Protein-coding gene in the species Homo sapiens

Trypsin-1 is an enzyme that in humans is encoded by the PRSS1 gene. It is first produced in an inactive form which is often referred to as a trypsinogen. It must be later activated to the active form by another enzyme (either enteropeptidase or another trypsin) at which point it is referred to as a trypsin. This is one of the three isoforms of trypsin/trypsinogen found in pancreatic juice, the others being trypsin-2 and trypsin-3 (sometimes called mesotrypsin).

== Function ==

This gene encodes a trypsinogen, which is a member of the trypsin family of serine proteases. This enzyme is secreted by acinar cells of the pancreas and cleaved to its active form in the small intestine. It is active on peptide linkages involving the carboxyl group of lysine or arginine. Mutations in this gene are associated with hereditary pancreatitis. This gene and several other trypsinogen genes are localized to the T cell receptor beta locus on chromosome 7.

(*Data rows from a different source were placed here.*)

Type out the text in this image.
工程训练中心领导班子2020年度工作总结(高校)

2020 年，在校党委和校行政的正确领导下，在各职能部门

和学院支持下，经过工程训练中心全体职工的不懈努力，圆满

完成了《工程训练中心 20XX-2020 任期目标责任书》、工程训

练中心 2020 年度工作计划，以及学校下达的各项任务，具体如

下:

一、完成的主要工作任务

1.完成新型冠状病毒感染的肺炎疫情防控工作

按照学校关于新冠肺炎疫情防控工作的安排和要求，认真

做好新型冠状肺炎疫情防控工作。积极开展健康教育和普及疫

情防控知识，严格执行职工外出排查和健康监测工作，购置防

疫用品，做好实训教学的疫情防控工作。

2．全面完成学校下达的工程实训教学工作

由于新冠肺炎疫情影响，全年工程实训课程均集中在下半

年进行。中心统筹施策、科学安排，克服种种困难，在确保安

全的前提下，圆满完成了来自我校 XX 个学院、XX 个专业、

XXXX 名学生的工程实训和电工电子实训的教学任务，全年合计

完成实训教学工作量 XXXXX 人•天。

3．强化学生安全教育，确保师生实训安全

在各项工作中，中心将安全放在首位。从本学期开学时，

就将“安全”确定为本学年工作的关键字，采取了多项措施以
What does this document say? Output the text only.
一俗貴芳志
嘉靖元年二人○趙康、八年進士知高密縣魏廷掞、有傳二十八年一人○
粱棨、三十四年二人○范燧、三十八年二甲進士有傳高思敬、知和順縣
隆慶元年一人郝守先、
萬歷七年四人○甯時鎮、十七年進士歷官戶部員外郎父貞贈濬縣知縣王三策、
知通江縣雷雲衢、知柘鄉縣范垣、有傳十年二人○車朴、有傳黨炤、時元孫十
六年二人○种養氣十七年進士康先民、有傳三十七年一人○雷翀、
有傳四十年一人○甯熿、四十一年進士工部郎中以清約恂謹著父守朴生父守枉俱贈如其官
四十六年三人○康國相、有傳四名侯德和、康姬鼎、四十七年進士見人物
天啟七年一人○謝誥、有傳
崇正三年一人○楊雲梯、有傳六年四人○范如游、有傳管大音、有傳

== Clinical significance ==

Its malfunction acts in an autosomal dominant manner to cause pancreatitis. Many mutations that can lead to pancreatitis have been found. An example is a mutation at Arg 117. Arg 117 is a trypsin-sensitive site which can be cleaved by another trypsin and becomes inactivated. This site may be a fail-safe mechanism by which trypsin, when activated within the pancreas, may become inactivated. Mutation at this cleavage site would result in a loss of control and preclude autodigestion, causing pancreatitis.